Also Colonel Musgrave had presently good reason to lament a contretemps, over which he was sulking when Mrs. Pendomer rustled to her seat at the breakfast-table, with a shortness of breath that was partly due to the stairs, and in part attributable to her youthful dress, which fitted a trifle too perfectly.
"Waffles?" said Mrs. Pendomer. "At my age and weight the first is an experiment and the fifth an amiable indiscretion of which I am invariably guilty. Sugar, please." She yawned, and reached a generously-proportioned arm toward the sugar-bowl. "Yes, that will do, Pilkins."
Colonel Musgrave—since the remainder of his house-party had already breakfasted—raised his fine eyes toward the chandelier, and sighed, as Pilkins demurely closed the dining-room door.
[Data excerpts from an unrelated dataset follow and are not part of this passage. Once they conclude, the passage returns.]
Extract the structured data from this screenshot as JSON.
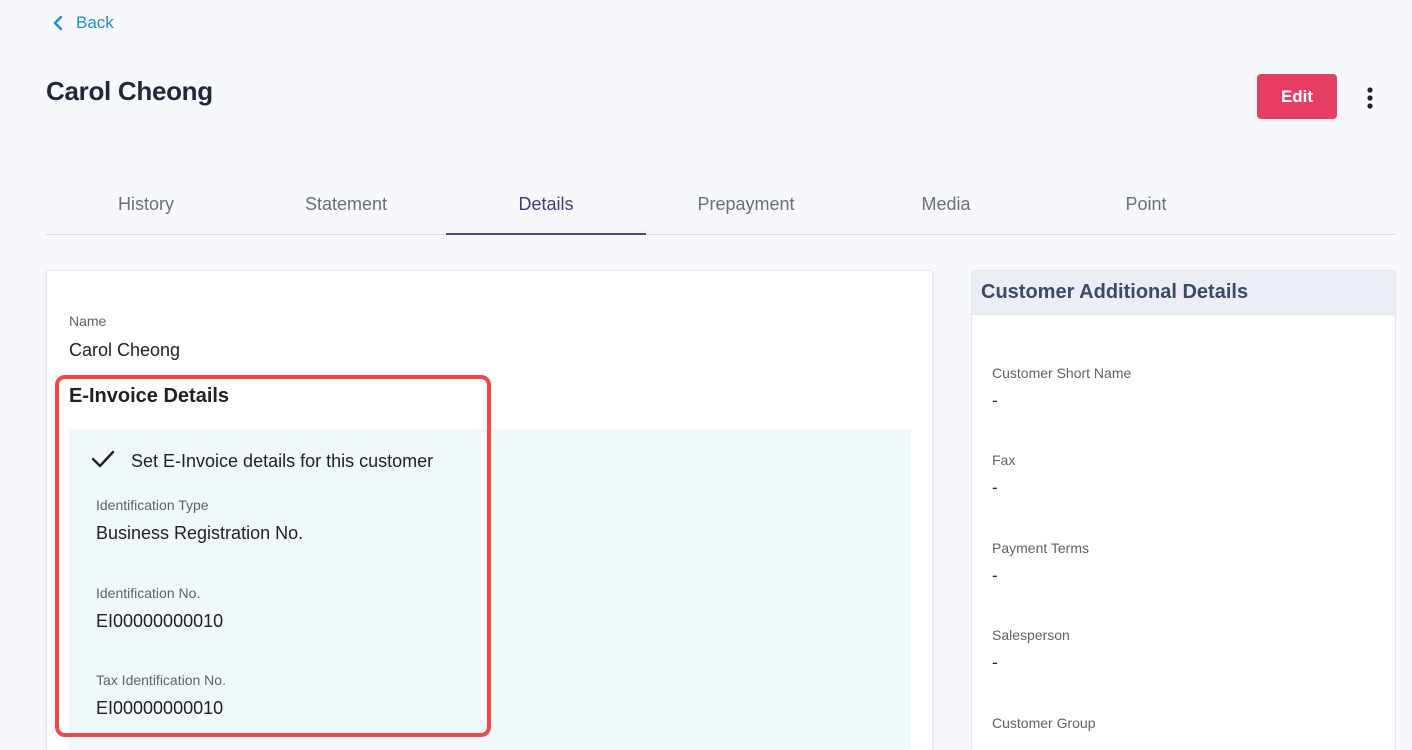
{
  "nav": {
    "back_label": "Back"
  },
  "header": {
    "title": "Carol Cheong",
    "edit_label": "Edit"
  },
  "tabs": [
    {
      "label": "History"
    },
    {
      "label": "Statement"
    },
    {
      "label": "Details"
    },
    {
      "label": "Prepayment"
    },
    {
      "label": "Media"
    },
    {
      "label": "Point"
    }
  ],
  "active_tab": "Details",
  "details": {
    "name_label": "Name",
    "name_value": "Carol Cheong",
    "einvoice": {
      "heading": "E-Invoice Details",
      "checkbox_label": "Set E-Invoice details for this customer",
      "checked": true,
      "id_type_label": "Identification Type",
      "id_type_value": "Business Registration No.",
      "id_no_label": "Identification No.",
      "id_no_value": "EI00000000010",
      "tax_id_label": "Tax Identification No.",
      "tax_id_value": "EI00000000010"
    }
  },
  "additional": {
    "title": "Customer Additional Details",
    "fields": [
      {
        "label": "Customer Short Name",
        "value": "-"
      },
      {
        "label": "Fax",
        "value": "-"
      },
      {
        "label": "Payment Terms",
        "value": "-"
      },
      {
        "label": "Salesperson",
        "value": "-"
      },
      {
        "label": "Customer Group",
        "value": ""
      }
    ]
  },
  "colors": {
    "accent": "#e83e66",
    "link": "#1e8fd0",
    "tab_indicator": "#5b3fa0",
    "highlight": "#f04848",
    "einvoice_panel": "#f0f8fc"
  }
}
Leander Pilkins—butler for a long while now to the Musgraves of Matocton—would here, if space permitted, be the subject of an encomium. Leander Pilkins was in Lichfield considered to be, upon the whole, the handsomest man whom Lichfield had produced; for this quadroon's skin was like old ivory, and his profile would have done credit to an emperor. His terrapin is still spoken of in Lichfield as people in less favored localities speak of the Golden Age, and his mayonnaise (boasts Lichfield) would have compelled an Olympian to plead for a second helping. For the rest, his deportment in all functions of butlership is best described as super-Chesterfieldian; and, indeed, he was generally known to be a byblow of Captain Beverley Musgrave's, who in his day was Lichfield's arbiter as touched the social graces. And so, no more of Pilkins.
Mrs. Pendomer partook of chops. "Is this remorse," she queried, "or a convivially induced requirement for bromides? At this unearthly hour of the morning it is very often difficult to disentangle the two."
"It is neither," said Colonel Musgrave, and almost snappishly.
Followed an interval of silence. "Really," said Mrs. Pendomer, and as with sympathy, "one would think you had at last been confronted with one of your thirty-seven pasts—or is it thirty-eight, Rudolph?"
Colonel Musgrave frowned disapprovingly at her frivolity; he swallowed his coffee, and buttered a superfluous potato. "H'm!" said he; "then you know?"
"I know," sighed she, "that a sleeping past frequently suffers from insomnia."
"And in that case," said he, darkly, "it is not the only sufferer."